動物愛護に熱心なのは偽りの顔=美人歯科医が犯罪行為に手を染める

 パラナ州在住の金髪の美人歯科医、マリーナ・ストレッサー・デ・オリヴェイラ容疑者(26)は見せかけの動物愛護の精神を隣人たちに見せ付けることで、自分のイメージを偽っていた。
 足のない野良犬を拾って飼い、土曜には、自らが歯科医院を開いていたクリチバ市南部のガレリア(屋根付き商店街)で、〃野良犬を助けるため〃との看板を掲げた店を出し、中古の服やアクセサリーを売っては、その収益を彼女の創立した動物愛護の非政府組織(ONG)につぎ込んでいた。
 11日の午後、そんな彼女の行動を信じきっており、どんな犯罪の疑いからも無縁だと思い込んでいた商店街の隣人は大いに驚いた。オリヴェイラ容疑者が武器、麻薬所持の現行犯で逮捕されたのだ。同容疑者は武器、弾薬16キロ相当の麻薬を自宅と歯科医院に隠していた。
 オリヴェイラ容疑者は、12口径の散弾銃と9ミリ口径の拳銃を彼女の「(闇の)ビジネス」の「従業員」である、ロナウド・デ・ソウザ・アラウージョ(25、通称ロニ)から受け取っているところを逮捕された。ロニ容疑者の車には別の拳銃も隠されていた。

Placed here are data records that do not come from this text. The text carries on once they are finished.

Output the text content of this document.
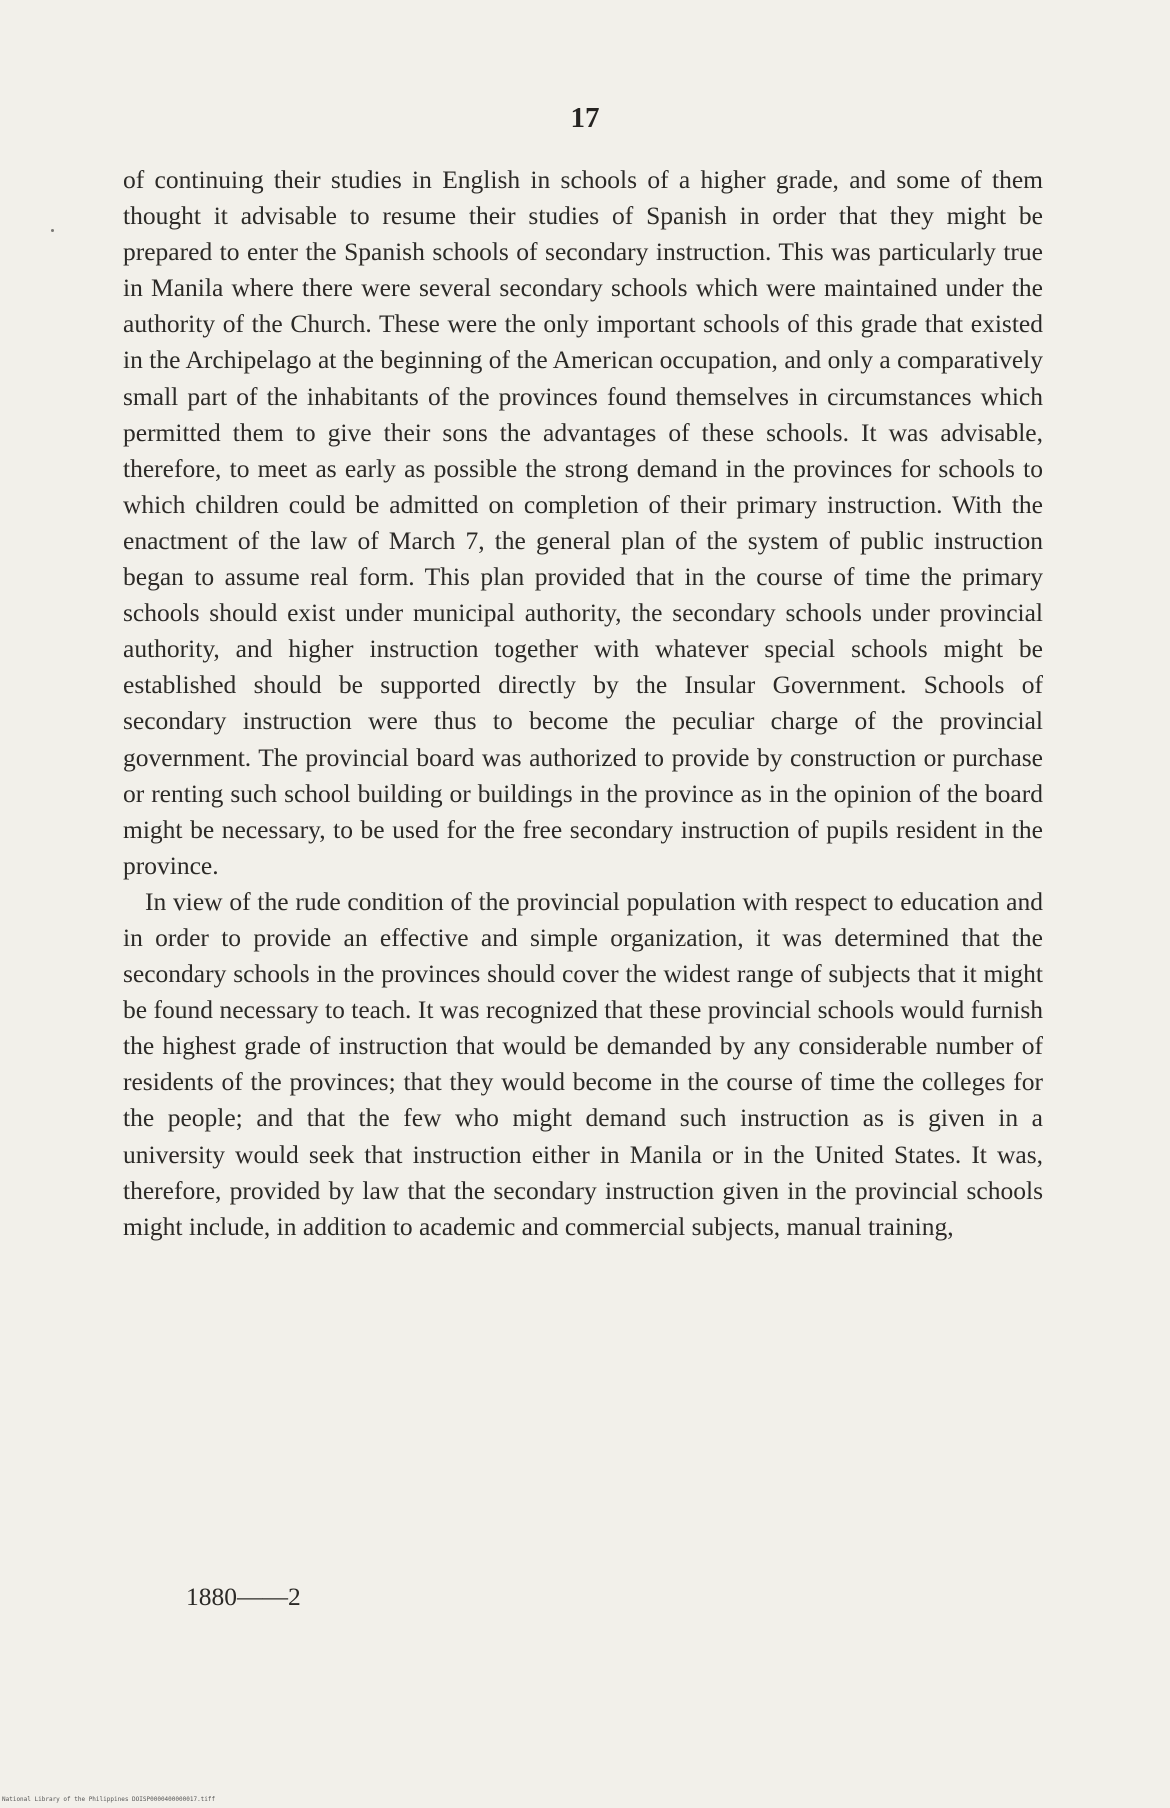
17

of continuing their studies in English in schools of a higher grade, and some of them thought it advisable to resume their studies of Spanish in order that they might be prepared to enter the Spanish schools of secondary instruction. This was particularly true in Manila where there were several secondary schools which were maintained under the authority of the Church. These were the only important schools of this grade that existed in the Archipelago at the beginning of the American occupation, and only a comparatively small part of the inhabitants of the provinces found themselves in circumstances which permitted them to give their sons the advantages of these schools. It was advisable, therefore, to meet as early as possible the strong demand in the provinces for schools to which children could be admitted on completion of their primary instruction. With the enactment of the law of March 7, the general plan of the system of public instruction began to assume real form. This plan provided that in the course of time the primary schools should exist under municipal authority, the secondary schools under provincial authority, and higher instruction together with whatever special schools might be established should be supported directly by the Insular Government. Schools of secondary instruction were thus to become the peculiar charge of the provincial government. The provincial board was authorized to provide by construction or purchase or renting such school building or buildings in the province as in the opinion of the board might be necessary, to be used for the free secondary instruction of pupils resident in the province.

In view of the rude condition of the provincial population with respect to education and in order to provide an effective and simple organization, it was determined that the secondary schools in the provinces should cover the widest range of subjects that it might be found necessary to teach. It was recognized that these provincial schools would furnish the highest grade of instruction that would be demanded by any considerable number of residents of the provinces; that they would become in the course of time the colleges for the people; and that the few who might demand such instruction as is given in a university would seek that instruction either in Manila or in the United States. It was, therefore, provided by law that the secondary instruction given in the provincial schools might include, in addition to academic and commercial subjects, manual training,

1880——2
National Library of the Philippines DOISP0000400000017.tiff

 クリチバ市の中流階級層の多く住むエリアにある彼女の医院では、ライフル銃用の弾30発が見つかった。警察の発表では、同容疑者はクリチバ市の麻薬密売人に、武器や麻薬を横流ししていたという。
 市警のカミーラ・セコネッロ警部は、オリヴェイラ容疑者は1年半ほど前にパラナ州の連警に麻薬密売の容疑で逮捕された夫の代わりを務めていたのではないかと見ている。
 市警が開いた記者会見の場でテレビカメラに囲まれたオリヴェイラ容疑者は、予約済みの患者達に「(歯科治療の)予約は来年からね」と自虐的に述べた。
 彼女が歯科医院を開いていたガレリアの人々は、この報を驚きを持って受け止めた。「彼女の普段の行為に疑わしいことなんて何も無かったよ」というのは床屋で同じガレリアの商工会長のマウリシオ・マルティンスさんだ。同氏はさらに続けて「それどころか、歯医者ならあそこだよと勧めていたくらいだよ」と結んだ。
 同ガレリアに花屋を開いて20年の女主人も「彼女が人ともめるなんて、たまにお客さんが自分の駐車場に勝手に駐車したときくらいかしら。でも動物を可愛がる時のあの愛情たっぷりの表情と、警察の前でTV中継されていた時の冷たい表情との落差には驚いたわね」と、動物愛護をうたった店で洋服やアクセサリーを販売していた時の容疑者を思い出して嘆いた。
 警察はオリヴェイラ容疑者が動物愛護のためのONGを作ったことは「イメージアップ作戦」であり、人々の注意をそらせる意図があったものと見ている。バザーによる収益金は野良犬、野良猫保護に当てられていた。
 同容疑者は使用制限付きの武器の不法運搬と麻薬取引の容疑で、送検された。